Nafkah Anak yang Orang Tuanya Bercerai, Siapa Wajib Nafkahi?

Ayah masih mempunyai kewajiban nafkah meski sudah bercerai

Republika/Rakhmawaty La'lang
Ayah masih mempunyai kewajiban nafkah meski sudah bercerai. Pendaftaran gugatan cerai di pengadilan (ilustrasi).
Red: Nashih Nashrullah

REPUBLIKA.CO.ID, JAKARTA- Seorang suami bercerai dengan istrinya dan meninggalkan anak-anak kandungnya yang masih kecil. Setelah bercerai, siapa yang wajib menafkahi anak-anak tersebut? Bagaimana tuntunan syariah terkait nafkah anak setelah orang tuanya bercerai?  

Baca Juga


Mengutip Harian Republika, berikut ini penjelasan dosen Institut Ilmu Alquran (IIQ) Jakarta, Ustadz Oni Sahroni:  

Nafkah anak menjadi tanggung jawab ayah selama masa iddah, setelah selesai masa iddah, atau setelah si ibu menikah lagi. Nafkah tersebut mencakup seluruh kebutuhan anak sesuai kelaziman dan kemampuan ayah. 

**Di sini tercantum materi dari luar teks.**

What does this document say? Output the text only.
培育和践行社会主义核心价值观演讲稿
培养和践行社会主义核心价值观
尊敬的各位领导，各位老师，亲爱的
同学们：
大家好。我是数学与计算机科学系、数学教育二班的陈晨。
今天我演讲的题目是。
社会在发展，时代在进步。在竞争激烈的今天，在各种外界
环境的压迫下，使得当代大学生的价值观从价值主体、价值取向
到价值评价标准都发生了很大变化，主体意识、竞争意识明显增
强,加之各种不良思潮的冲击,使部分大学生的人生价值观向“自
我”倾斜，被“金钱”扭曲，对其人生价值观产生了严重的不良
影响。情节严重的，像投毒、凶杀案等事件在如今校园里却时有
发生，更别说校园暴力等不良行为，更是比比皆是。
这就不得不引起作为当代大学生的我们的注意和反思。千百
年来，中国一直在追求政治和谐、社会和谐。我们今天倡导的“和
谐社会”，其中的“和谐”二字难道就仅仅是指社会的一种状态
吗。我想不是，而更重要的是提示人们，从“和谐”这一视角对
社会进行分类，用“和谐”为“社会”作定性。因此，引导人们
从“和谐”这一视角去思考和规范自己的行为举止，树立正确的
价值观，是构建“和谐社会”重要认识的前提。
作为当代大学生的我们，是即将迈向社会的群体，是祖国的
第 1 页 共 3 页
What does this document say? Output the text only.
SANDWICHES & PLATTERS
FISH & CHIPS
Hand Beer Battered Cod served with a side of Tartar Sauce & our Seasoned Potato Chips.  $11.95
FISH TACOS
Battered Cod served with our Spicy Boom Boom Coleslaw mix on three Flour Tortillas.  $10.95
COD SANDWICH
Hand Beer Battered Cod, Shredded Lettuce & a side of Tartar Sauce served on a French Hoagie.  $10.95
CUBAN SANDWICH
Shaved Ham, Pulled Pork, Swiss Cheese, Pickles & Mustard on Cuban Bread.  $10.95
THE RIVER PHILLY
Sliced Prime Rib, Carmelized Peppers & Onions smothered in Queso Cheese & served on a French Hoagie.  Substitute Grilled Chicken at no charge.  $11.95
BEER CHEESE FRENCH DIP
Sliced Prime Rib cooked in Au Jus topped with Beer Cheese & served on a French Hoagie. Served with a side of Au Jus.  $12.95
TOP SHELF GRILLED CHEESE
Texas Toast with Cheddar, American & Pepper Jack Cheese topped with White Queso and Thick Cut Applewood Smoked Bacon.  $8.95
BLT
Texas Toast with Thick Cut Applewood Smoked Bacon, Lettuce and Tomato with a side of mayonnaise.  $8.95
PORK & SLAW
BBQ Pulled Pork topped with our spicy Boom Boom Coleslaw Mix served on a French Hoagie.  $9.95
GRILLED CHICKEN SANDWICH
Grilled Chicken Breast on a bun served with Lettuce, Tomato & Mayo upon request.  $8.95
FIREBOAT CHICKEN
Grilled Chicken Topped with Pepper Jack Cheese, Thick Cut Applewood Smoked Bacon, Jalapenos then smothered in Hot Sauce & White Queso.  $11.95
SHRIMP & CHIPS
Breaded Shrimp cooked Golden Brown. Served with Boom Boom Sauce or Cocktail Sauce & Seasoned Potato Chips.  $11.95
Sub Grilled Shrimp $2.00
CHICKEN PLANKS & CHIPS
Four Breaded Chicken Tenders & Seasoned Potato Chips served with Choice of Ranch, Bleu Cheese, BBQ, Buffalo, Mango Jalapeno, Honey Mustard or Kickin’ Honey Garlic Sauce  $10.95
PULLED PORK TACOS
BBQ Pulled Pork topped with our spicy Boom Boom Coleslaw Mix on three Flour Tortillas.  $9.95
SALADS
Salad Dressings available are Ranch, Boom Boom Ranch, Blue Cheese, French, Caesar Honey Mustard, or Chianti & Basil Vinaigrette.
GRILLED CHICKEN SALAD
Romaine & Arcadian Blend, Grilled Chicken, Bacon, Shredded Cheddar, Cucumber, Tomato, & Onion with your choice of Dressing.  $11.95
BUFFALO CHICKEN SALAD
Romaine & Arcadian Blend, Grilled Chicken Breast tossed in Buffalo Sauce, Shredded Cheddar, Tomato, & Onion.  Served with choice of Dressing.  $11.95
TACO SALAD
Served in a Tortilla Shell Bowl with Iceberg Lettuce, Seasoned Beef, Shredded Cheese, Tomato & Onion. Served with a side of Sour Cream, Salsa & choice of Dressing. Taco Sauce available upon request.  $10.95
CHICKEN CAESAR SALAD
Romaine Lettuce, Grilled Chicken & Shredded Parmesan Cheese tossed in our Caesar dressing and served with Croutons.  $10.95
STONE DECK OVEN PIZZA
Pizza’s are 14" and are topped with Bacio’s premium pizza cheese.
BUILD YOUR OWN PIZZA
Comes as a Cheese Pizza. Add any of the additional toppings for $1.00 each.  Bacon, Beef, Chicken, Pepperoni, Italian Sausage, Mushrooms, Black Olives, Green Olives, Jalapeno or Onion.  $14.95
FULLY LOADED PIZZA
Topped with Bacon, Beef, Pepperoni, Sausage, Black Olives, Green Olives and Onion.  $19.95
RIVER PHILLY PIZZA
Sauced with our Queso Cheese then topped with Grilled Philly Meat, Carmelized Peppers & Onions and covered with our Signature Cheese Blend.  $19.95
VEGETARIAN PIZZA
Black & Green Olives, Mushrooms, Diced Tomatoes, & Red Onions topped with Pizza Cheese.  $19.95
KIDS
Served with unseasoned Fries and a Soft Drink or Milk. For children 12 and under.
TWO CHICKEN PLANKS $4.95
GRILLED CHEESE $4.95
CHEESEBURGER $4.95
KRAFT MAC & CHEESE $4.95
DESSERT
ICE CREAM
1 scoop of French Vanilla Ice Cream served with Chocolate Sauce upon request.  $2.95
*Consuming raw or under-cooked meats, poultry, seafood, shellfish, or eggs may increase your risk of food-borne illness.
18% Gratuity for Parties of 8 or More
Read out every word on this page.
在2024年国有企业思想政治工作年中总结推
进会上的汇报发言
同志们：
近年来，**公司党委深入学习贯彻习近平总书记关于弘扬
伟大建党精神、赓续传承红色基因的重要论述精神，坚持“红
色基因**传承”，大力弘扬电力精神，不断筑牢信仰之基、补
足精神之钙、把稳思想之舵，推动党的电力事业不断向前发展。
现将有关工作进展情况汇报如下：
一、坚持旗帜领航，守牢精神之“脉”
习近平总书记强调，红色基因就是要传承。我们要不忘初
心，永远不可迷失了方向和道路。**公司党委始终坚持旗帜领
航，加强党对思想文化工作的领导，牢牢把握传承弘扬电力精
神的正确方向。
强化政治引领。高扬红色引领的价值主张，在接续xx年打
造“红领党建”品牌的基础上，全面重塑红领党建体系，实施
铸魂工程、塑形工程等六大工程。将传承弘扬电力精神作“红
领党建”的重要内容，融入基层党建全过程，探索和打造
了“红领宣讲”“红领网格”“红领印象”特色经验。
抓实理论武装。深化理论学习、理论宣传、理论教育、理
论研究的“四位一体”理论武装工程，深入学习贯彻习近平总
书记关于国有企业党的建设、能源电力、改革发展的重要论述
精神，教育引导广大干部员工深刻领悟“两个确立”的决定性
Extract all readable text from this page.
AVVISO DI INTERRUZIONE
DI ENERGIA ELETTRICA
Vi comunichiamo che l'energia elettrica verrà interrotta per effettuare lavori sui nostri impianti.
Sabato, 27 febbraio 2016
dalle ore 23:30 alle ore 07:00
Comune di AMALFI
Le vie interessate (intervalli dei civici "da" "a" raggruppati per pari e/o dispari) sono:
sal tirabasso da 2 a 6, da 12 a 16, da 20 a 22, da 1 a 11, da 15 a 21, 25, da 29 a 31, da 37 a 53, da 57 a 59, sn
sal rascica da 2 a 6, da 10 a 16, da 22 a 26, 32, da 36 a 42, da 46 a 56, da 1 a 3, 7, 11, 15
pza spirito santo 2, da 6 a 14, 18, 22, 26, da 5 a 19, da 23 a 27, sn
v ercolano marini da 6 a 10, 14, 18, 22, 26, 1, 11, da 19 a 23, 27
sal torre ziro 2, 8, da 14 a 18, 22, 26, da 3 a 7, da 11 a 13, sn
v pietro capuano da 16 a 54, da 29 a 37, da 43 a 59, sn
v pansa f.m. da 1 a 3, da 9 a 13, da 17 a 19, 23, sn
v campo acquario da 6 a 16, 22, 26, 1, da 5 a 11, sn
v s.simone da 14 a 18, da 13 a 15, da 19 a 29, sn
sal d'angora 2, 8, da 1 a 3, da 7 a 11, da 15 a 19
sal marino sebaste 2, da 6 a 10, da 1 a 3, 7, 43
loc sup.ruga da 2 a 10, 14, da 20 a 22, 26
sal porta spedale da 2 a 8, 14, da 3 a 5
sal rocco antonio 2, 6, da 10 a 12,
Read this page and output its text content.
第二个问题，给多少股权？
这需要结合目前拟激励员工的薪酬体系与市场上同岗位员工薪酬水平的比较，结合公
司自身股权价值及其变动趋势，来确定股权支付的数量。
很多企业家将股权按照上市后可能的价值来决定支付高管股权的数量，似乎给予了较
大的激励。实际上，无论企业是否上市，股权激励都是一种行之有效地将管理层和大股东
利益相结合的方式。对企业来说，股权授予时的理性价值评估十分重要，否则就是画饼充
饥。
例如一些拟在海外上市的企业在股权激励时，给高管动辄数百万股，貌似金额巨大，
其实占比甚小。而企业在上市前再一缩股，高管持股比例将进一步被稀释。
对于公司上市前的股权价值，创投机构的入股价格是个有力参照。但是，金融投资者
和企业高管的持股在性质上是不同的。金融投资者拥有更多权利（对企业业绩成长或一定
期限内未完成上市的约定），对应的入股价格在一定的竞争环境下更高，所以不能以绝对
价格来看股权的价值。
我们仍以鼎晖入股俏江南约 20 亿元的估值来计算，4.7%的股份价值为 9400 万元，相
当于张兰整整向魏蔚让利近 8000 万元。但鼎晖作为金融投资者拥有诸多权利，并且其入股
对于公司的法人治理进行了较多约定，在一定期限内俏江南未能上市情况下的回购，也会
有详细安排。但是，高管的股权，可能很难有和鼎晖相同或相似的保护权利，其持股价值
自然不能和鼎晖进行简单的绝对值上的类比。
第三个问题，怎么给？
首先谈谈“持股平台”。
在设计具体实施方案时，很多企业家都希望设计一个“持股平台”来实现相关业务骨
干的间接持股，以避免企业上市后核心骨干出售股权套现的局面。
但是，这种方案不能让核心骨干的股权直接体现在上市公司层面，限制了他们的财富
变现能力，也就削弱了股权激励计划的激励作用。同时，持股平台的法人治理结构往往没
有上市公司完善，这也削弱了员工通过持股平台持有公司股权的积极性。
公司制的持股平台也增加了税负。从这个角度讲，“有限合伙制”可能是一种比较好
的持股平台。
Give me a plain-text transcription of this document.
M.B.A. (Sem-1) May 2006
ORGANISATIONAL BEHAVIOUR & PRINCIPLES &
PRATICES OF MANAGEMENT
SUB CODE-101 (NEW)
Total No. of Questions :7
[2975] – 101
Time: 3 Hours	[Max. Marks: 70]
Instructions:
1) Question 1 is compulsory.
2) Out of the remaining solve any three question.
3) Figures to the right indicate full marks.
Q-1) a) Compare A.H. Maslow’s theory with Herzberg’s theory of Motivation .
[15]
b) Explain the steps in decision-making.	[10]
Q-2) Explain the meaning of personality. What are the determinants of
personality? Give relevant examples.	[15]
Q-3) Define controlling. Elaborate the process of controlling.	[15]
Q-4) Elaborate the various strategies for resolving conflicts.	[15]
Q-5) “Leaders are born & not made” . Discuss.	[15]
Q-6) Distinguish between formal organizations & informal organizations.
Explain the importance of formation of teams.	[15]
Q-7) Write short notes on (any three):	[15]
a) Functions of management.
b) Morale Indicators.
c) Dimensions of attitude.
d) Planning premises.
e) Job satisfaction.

Dalam praktiknya, musyawarah dengan mantan istri itu menjadi salah satu pilihan. Kesimpulan tersebut bisa dijelaskan dalam poin-poin berikut. 

Pertama, nafkah anak menjadi tanggung jawab si ayah, baik selama masa iddah, setelah selesai masa iddah, ataupun setelah mantan istri menikah lagi. Seluruh ulama sepakat bahwa saat ia menalak istrinya dan meninggalkan anak-anak yang masih kecil, biaya (nafkah) anak-anak tersebut menjadi kewajiban si ayah. Ketentuan itu baik si istri dalam kondisi berkecukupan maupun tidak.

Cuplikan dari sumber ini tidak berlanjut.